In December 1780, Sir Henry Clinton, British commander in North America, sent his newest brigadier general, Benedict Arnold, to command troops in Virginia. In turn, George Washington, commander-in-chief of the Continental Army, sent the young French nobleman the Marquis de Lafayette south in pursuit of Arnold. Washington also dispatched Major Gen. Nathaniel Greene to confront Cornwallis’ troops in the Carolinas.

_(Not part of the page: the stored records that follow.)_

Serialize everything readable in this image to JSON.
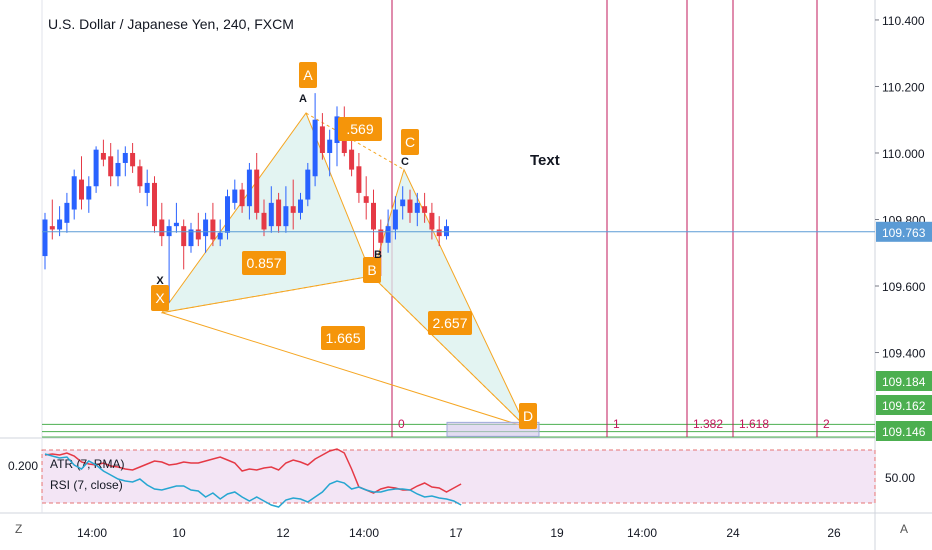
{
  "title": "U.S. Dollar / Japanese Yen, 240, FXCM",
  "buttons": {
    "left": "Z",
    "right": "A"
  },
  "colors": {
    "up": "#2962ff",
    "down": "#e53945",
    "pattern_fill": "#d9f0ee",
    "pattern_line": "#f5a623",
    "label_bg": "#f5950a",
    "time_line": "#c2185b",
    "green_line": "#4caf50",
    "price_line": "#5b9bd5",
    "rsi_bg": "#f3e5f5",
    "atr": "#e53945",
    "rsi": "#26a6d1"
  },
  "chart_data": [
    {
      "type": "candlestick",
      "title": "U.S. Dollar / Japanese Yen, 240, FXCM",
      "ylim": [
        109.146,
        110.46
      ],
      "y_ticks": [
        110.4,
        110.2,
        110.0,
        109.8,
        109.6,
        109.4
      ],
      "y_tick_labels": [
        "110.400",
        "110.200",
        "110.000",
        "109.800",
        "109.600",
        "109.400"
      ],
      "x_tick_labels": [
        "14:00",
        "10",
        "12",
        "14:00",
        "17",
        "19",
        "14:00",
        "24",
        "26"
      ],
      "last_price": "109.763",
      "last_price_value": 109.763,
      "ohlc": [
        [
          109.69,
          109.82,
          109.65,
          109.8
        ],
        [
          109.78,
          109.86,
          109.74,
          109.77
        ],
        [
          109.77,
          109.84,
          109.75,
          109.8
        ],
        [
          109.79,
          109.88,
          109.76,
          109.85
        ],
        [
          109.83,
          109.95,
          109.8,
          109.93
        ],
        [
          109.92,
          109.99,
          109.83,
          109.86
        ],
        [
          109.86,
          109.93,
          109.82,
          109.9
        ],
        [
          109.9,
          110.02,
          109.88,
          110.01
        ],
        [
          110.0,
          110.04,
          109.96,
          109.98
        ],
        [
          109.99,
          110.03,
          109.9,
          109.93
        ],
        [
          109.93,
          110.01,
          109.9,
          109.97
        ],
        [
          109.97,
          110.02,
          109.93,
          110.0
        ],
        [
          110.0,
          110.03,
          109.94,
          109.96
        ],
        [
          109.96,
          109.98,
          109.88,
          109.9
        ],
        [
          109.88,
          109.95,
          109.84,
          109.91
        ],
        [
          109.91,
          109.93,
          109.76,
          109.78
        ],
        [
          109.8,
          109.85,
          109.72,
          109.75
        ],
        [
          109.75,
          109.8,
          109.55,
          109.78
        ],
        [
          109.78,
          109.85,
          109.76,
          109.79
        ],
        [
          109.78,
          109.8,
          109.65,
          109.72
        ],
        [
          109.72,
          109.79,
          109.7,
          109.77
        ],
        [
          109.77,
          109.82,
          109.72,
          109.74
        ],
        [
          109.75,
          109.82,
          109.7,
          109.8
        ],
        [
          109.8,
          109.85,
          109.72,
          109.74
        ],
        [
          109.74,
          109.8,
          109.72,
          109.76
        ],
        [
          109.76,
          109.89,
          109.74,
          109.87
        ],
        [
          109.85,
          109.92,
          109.83,
          109.89
        ],
        [
          109.89,
          109.91,
          109.82,
          109.84
        ],
        [
          109.84,
          109.97,
          109.8,
          109.95
        ],
        [
          109.95,
          110.0,
          109.8,
          109.82
        ],
        [
          109.82,
          109.86,
          109.75,
          109.77
        ],
        [
          109.78,
          109.9,
          109.76,
          109.85
        ],
        [
          109.86,
          109.88,
          109.76,
          109.78
        ],
        [
          109.78,
          109.9,
          109.76,
          109.84
        ],
        [
          109.84,
          109.92,
          109.77,
          109.82
        ],
        [
          109.82,
          109.88,
          109.8,
          109.86
        ],
        [
          109.86,
          109.97,
          109.84,
          109.95
        ],
        [
          109.93,
          110.18,
          109.9,
          110.1
        ],
        [
          110.08,
          110.12,
          109.98,
          110.0
        ],
        [
          110.0,
          110.07,
          109.93,
          110.04
        ],
        [
          110.03,
          110.14,
          109.96,
          110.11
        ],
        [
          110.1,
          110.14,
          109.99,
          110.0
        ],
        [
          110.01,
          110.04,
          109.93,
          109.95
        ],
        [
          109.96,
          110.0,
          109.85,
          109.88
        ],
        [
          109.87,
          109.93,
          109.8,
          109.85
        ],
        [
          109.85,
          109.89,
          109.66,
          109.77
        ],
        [
          109.77,
          109.8,
          109.63,
          109.73
        ],
        [
          109.73,
          109.83,
          109.7,
          109.78
        ],
        [
          109.77,
          109.87,
          109.74,
          109.83
        ],
        [
          109.84,
          109.9,
          109.8,
          109.86
        ],
        [
          109.86,
          109.89,
          109.79,
          109.82
        ],
        [
          109.82,
          109.88,
          109.78,
          109.85
        ],
        [
          109.84,
          109.88,
          109.79,
          109.82
        ],
        [
          109.82,
          109.85,
          109.74,
          109.77
        ],
        [
          109.77,
          109.81,
          109.72,
          109.75
        ],
        [
          109.75,
          109.8,
          109.74,
          109.78
        ]
      ],
      "pattern": {
        "points": [
          {
            "label": "X",
            "value": 109.52
          },
          {
            "label": "A",
            "value": 110.12
          },
          {
            "label": "B",
            "value": 109.63
          },
          {
            "label": "C",
            "value": 109.95
          },
          {
            "label": "D",
            "value": 109.176
          }
        ],
        "ratios": [
          "0.857",
          "1.665",
          "2.657",
          ".569"
        ]
      },
      "annotation_text": "Text",
      "horizontal_lines": [
        {
          "value": 109.184,
          "label": "109.184"
        },
        {
          "value": 109.162,
          "label": "109.162"
        },
        {
          "value": 109.146,
          "label": "109.146"
        }
      ],
      "fib_time_labels": [
        "0",
        "1",
        "1.382",
        "1.618",
        "2"
      ]
    },
    {
      "type": "line",
      "indicators": [
        "ATR (7, RMA)",
        "RSI (7, close)"
      ],
      "left_scale_label": "0.200",
      "right_scale_label": "50.00",
      "ylim": [
        15,
        85
      ],
      "series": [
        {
          "name": "ATR (7, RMA)",
          "values": [
            70,
            71,
            70,
            72,
            69,
            63,
            61,
            60,
            62,
            59,
            58,
            56,
            55,
            58,
            61,
            64,
            63,
            60,
            61,
            63,
            62,
            62,
            64,
            66,
            68,
            65,
            62,
            54,
            56,
            55,
            57,
            58,
            55,
            62,
            65,
            63,
            60,
            66,
            70,
            74,
            76,
            72,
            56,
            38,
            35,
            32,
            36,
            38,
            37,
            35,
            35,
            39,
            42,
            38,
            37,
            33,
            37,
            41
          ]
        },
        {
          "name": "RSI (7, close)",
          "values": [
            71,
            69,
            67,
            68,
            60,
            56,
            64,
            60,
            54,
            50,
            46,
            44,
            43,
            46,
            40,
            36,
            35,
            37,
            39,
            39,
            35,
            34,
            28,
            32,
            26,
            31,
            33,
            28,
            24,
            28,
            24,
            20,
            18,
            25,
            27,
            26,
            23,
            28,
            33,
            41,
            44,
            42,
            36,
            38,
            35,
            33,
            33,
            35,
            36,
            36,
            35,
            31,
            28,
            29,
            27,
            26,
            24,
            20
          ]
        }
      ]
    }
  ]
}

Throughout Hurricane’s Eye, the author stresses the crucial importance of sea power in the American Revolution. He even shows Washington’s personal affinity with the sea, describing the commander’s prowess at piloting a vessel through a perilous passage on the Hudson River. Such affinity was why, as he was juggling his commanders and military moves, Washington was also trying to coordinate that strategy with the actions of the French fleet anchored 2,000 miles away in the Caribbean, a nearly impossible task. Adding to Washington’s troubles, the 13 states and the Continental Congress were failing “to provide the bare essentials required to maintain a functional army.” Washington was faced with the double task of paying his soldiers and enticing the French fleet into the fray.
The author introduces us to a formidable cast of characters. We meet the “highly emotional, willful, and impatient” Lafayette, and the annoying, uncooperative Comte de Rochambeau, both of whom would prove indispensable. Young aide-de-camp Alexander Hamilton unwisely kept Washington waiting for 10 minutes at one point, which earned Hamilton an enraged verbal laceration. And we are introduced to Greene, a Rhode Islander and the most unlikely of military heroes. A Quaker pacifist, he suffered from asthma and had a pronounced limp. Initially considered a military embarrassment, Greene was overnight promoted from private to brigadier general (1775), and later selected by Washington to lead an army into battle against Cornwallis in 1780-81. He performed brilliantly.
By the summer of 1781, Washington, with the help of Spanish diplomat Francisco Saavedra, managed to collect 500,000 pesos from the citizens of Havana, Cuba (they would be repaid at 2 percent interest), to pay the French fleet and Washington’s own soldiers. The French fleets could now leave their Caribbean ports and come to the aid of his armies. He then mounted his attack on Cornwallis’ forces at Yorktown, Va.
Philbrick describes how, almost miraculously, the French fleet appeared at the mouth of Chesapeake Bay on Sept. 5, 1781. In this magnificent display of sea power, “No piece of eighteenth-century technology could compare in complexity, sophistication, and heart-stopping beauty” to these glorious ships of the line.
Then began what today is recognized as one of the most important naval battles in history, the Battle of the Chesapeake. The French fleet was led by the Comte de Grasse, but the battle was mainly fought by Louis-Antoine de Bougainville. In the savage maritime engagement that ensued, the British fleet, commanded by Adm. Thomas Graves, was decisively defeated.
Knowing that the British land forces now had no means of escape by sea, Washington confidently began his siege upon the 6,000 British and German soldiers at their Yorktown fortifications. A blizzard of American cannonballs rained down upon them: “it was the bombshells,” Philbrick writes, “huge, openmouthed orbs of iron filled with gunpowder and other combustibles and fired from the mortars in high, lazy arcs — that wreaked the most havoc,” wantonly severing arms and legs. The ambitious Hamilton, determined to cover himself in glory, led a battalion into battle.